Giuseppe_Alessi_(politician)

Giuseppe Alessi

Giuseppe Alessi

Italian politician (1905–2009)


Giuseppe Alessi (29 October 1905 – 13 July 2009) was an Italian politician.

Quick Facts 1st and 3rd President of Sicily, Preceded by ...

Biography

Alessi was born in San Cataldo, Caltanissetta, Sicily. He was one of the founding members of the Christian Democratic (Democrazia Cristiana) party on the island and became the first elected President of the Regional Government of Sicily. He was a member of the reform wing of the DC. From 1968-72, he was a member of the Italian Chamber of Deputies.

Journalist Alexander Stille interviewed Alessi in the 1990s and asked him about the relations between the Christian Democrats and the Mafia: "It happened this way. Some people in the Christian Democratic Party approached the separatists, whose backbone were these Mafia bosses and invited them to join the national parties ... [T]he Mafiosi were looking for the road to power, to secure the support they needed for their economic affairs. If the mayor was Republican, they became Republican, if he was Socialist, they were Socialist, if he was Christian Democrat they became Christian Democrat." Alessi defended them as a necessary evil of the Cold War period: "The Christian Democrats subordinated their ideals for a supreme interest of national importance: saving the democratic state.
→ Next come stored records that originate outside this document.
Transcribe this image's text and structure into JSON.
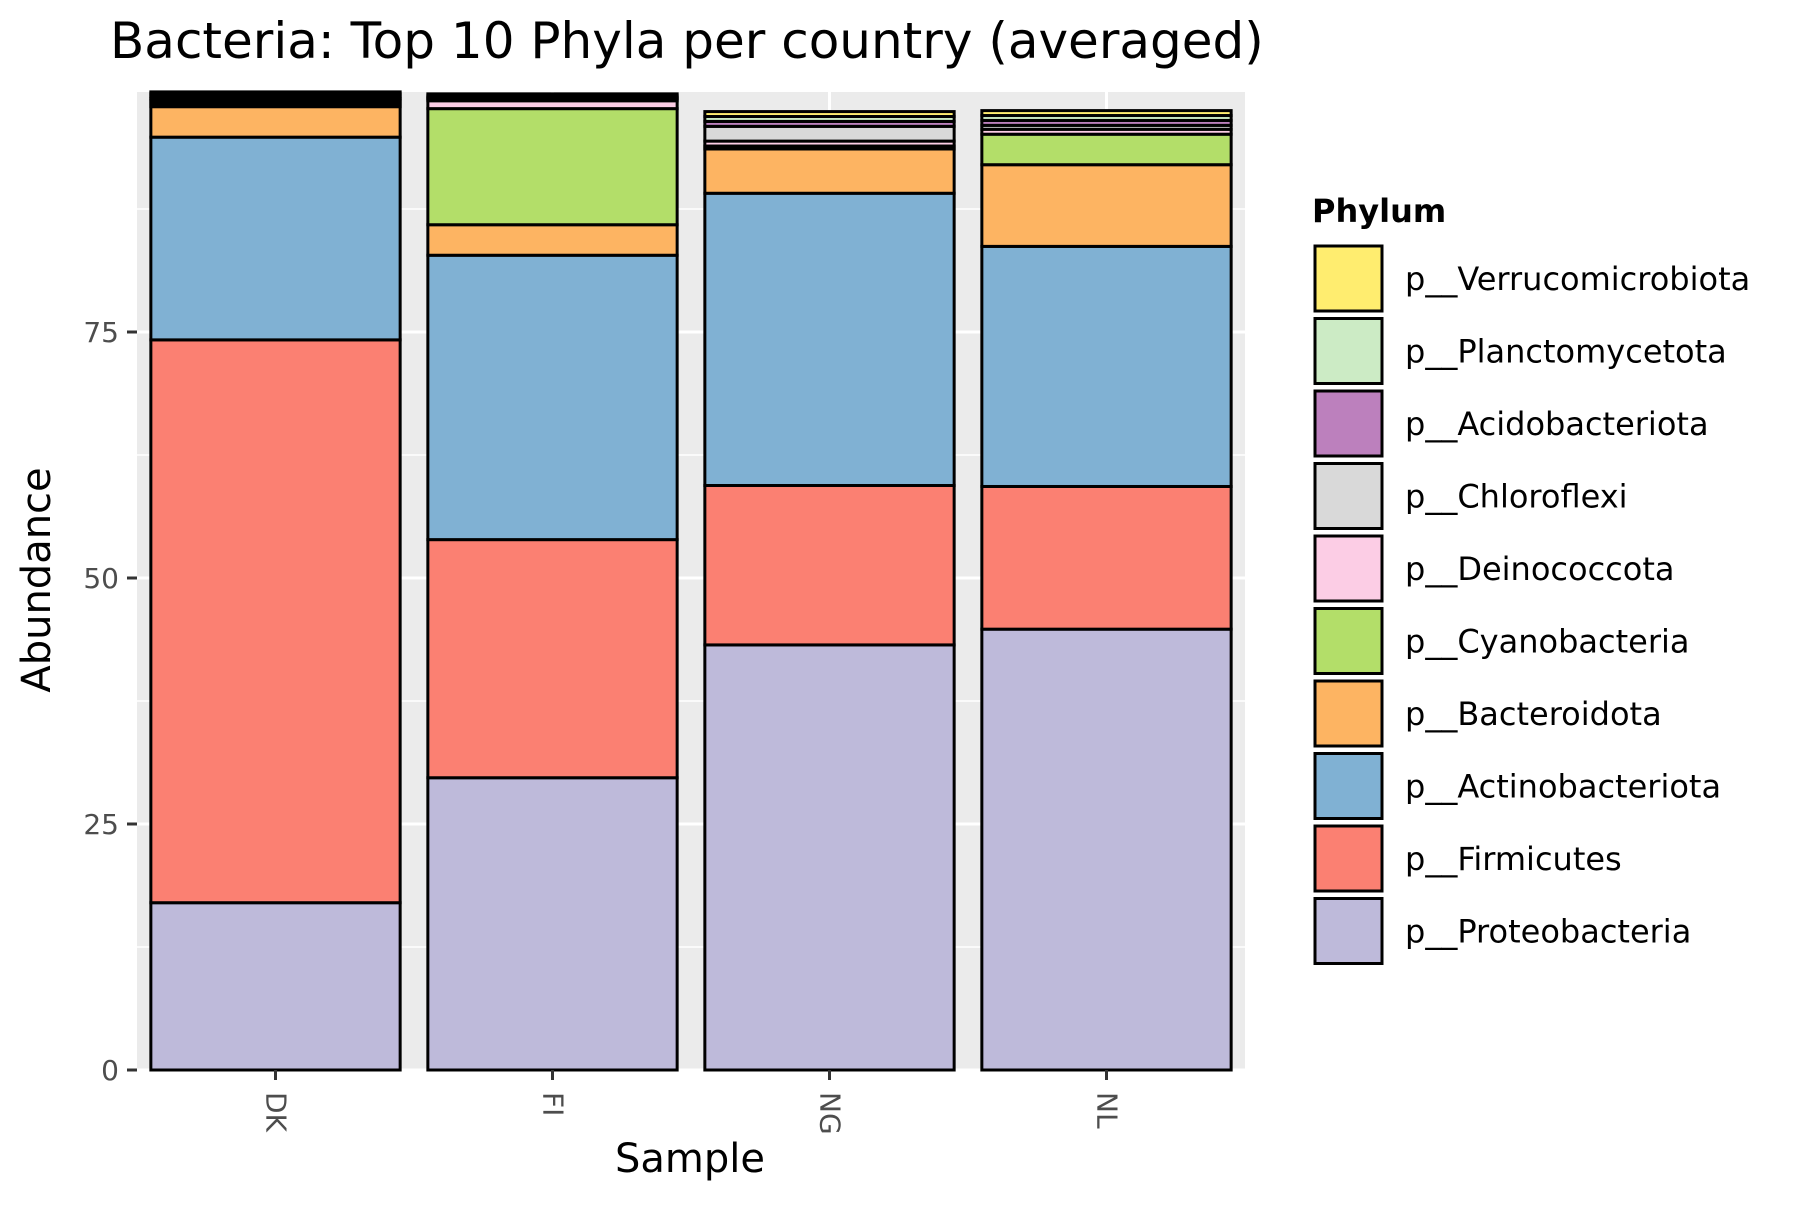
{
  "chart_data": {
    "type": "bar",
    "stacked": true,
    "title": "Bacteria: Top 10 Phyla per country (averaged)",
    "xlabel": "Sample",
    "ylabel": "Abundance",
    "categories": [
      "DK",
      "FI",
      "NG",
      "NL"
    ],
    "ylim": [
      0,
      100
    ],
    "yticks": [
      0,
      25,
      50,
      75
    ],
    "grid": true,
    "legend": {
      "title": "Phylum",
      "position": "right"
    },
    "series": [
      {
        "name": "p__Proteobacteria",
        "color": "#BEBADA",
        "values": [
          17.0,
          29.7,
          43.2,
          44.8
        ]
      },
      {
        "name": "p__Firmicutes",
        "color": "#FB8072",
        "values": [
          57.2,
          24.2,
          16.2,
          14.5
        ]
      },
      {
        "name": "p__Actinobacteriota",
        "color": "#80B1D3",
        "values": [
          20.6,
          28.9,
          29.7,
          24.4
        ]
      },
      {
        "name": "p__Bacteroidota",
        "color": "#FDB462",
        "values": [
          3.1,
          3.1,
          4.5,
          8.3
        ]
      },
      {
        "name": "p__Cyanobacteria",
        "color": "#B3DE69",
        "values": [
          0.3,
          11.8,
          0.3,
          3.1
        ]
      },
      {
        "name": "p__Deinococcota",
        "color": "#FCCDE5",
        "values": [
          0.3,
          0.8,
          0.5,
          0.5
        ]
      },
      {
        "name": "p__Chloroflexi",
        "color": "#D9D9D9",
        "values": [
          0.2,
          0.2,
          1.5,
          0.4
        ]
      },
      {
        "name": "p__Acidobacteriota",
        "color": "#BC80BD",
        "values": [
          0.2,
          0.1,
          0.5,
          0.5
        ]
      },
      {
        "name": "p__Planctomycetota",
        "color": "#CCEBC5",
        "values": [
          0.3,
          0.2,
          0.5,
          0.5
        ]
      },
      {
        "name": "p__Verrucomicrobiota",
        "color": "#FFED6F",
        "values": [
          0.2,
          0.2,
          0.5,
          0.5
        ]
      }
    ],
    "panel_background": "#EBEBEB",
    "grid_color": "#FFFFFF",
    "bar_outline": "#000000"
  }
}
The victory of Communism would have meant Italy ended up behind the Iron Curtain."

Political views

Alessi's justification of his party's dealings with the Mafia is based on a romantic view of the Mafia of the 1940s and 1950s: "They weren't criminals, they were local potentates, neighbourhood bosses, proud men of prestige. Their crimes were basically economic - fraud, forgery, illegal appropriation of property - but they disliked real crime."[1]

Death

Alessi died in Palermo, aged 103, on 13 July 2009.

Honour

  •  Italy: Knight Grand Cross of the Order of Merit of the Italian Republic (10 may 1974)[2]

References

  1. All The Prime Minister's Men Archived 2008-05-11 at the Wayback Machine, by Alexander Stille, The Independent on Sunday, 24 September 1995.
  2. "Le onorificenze della Repubblica Italiana". www.quirinale.it. Retrieved October 24, 2022.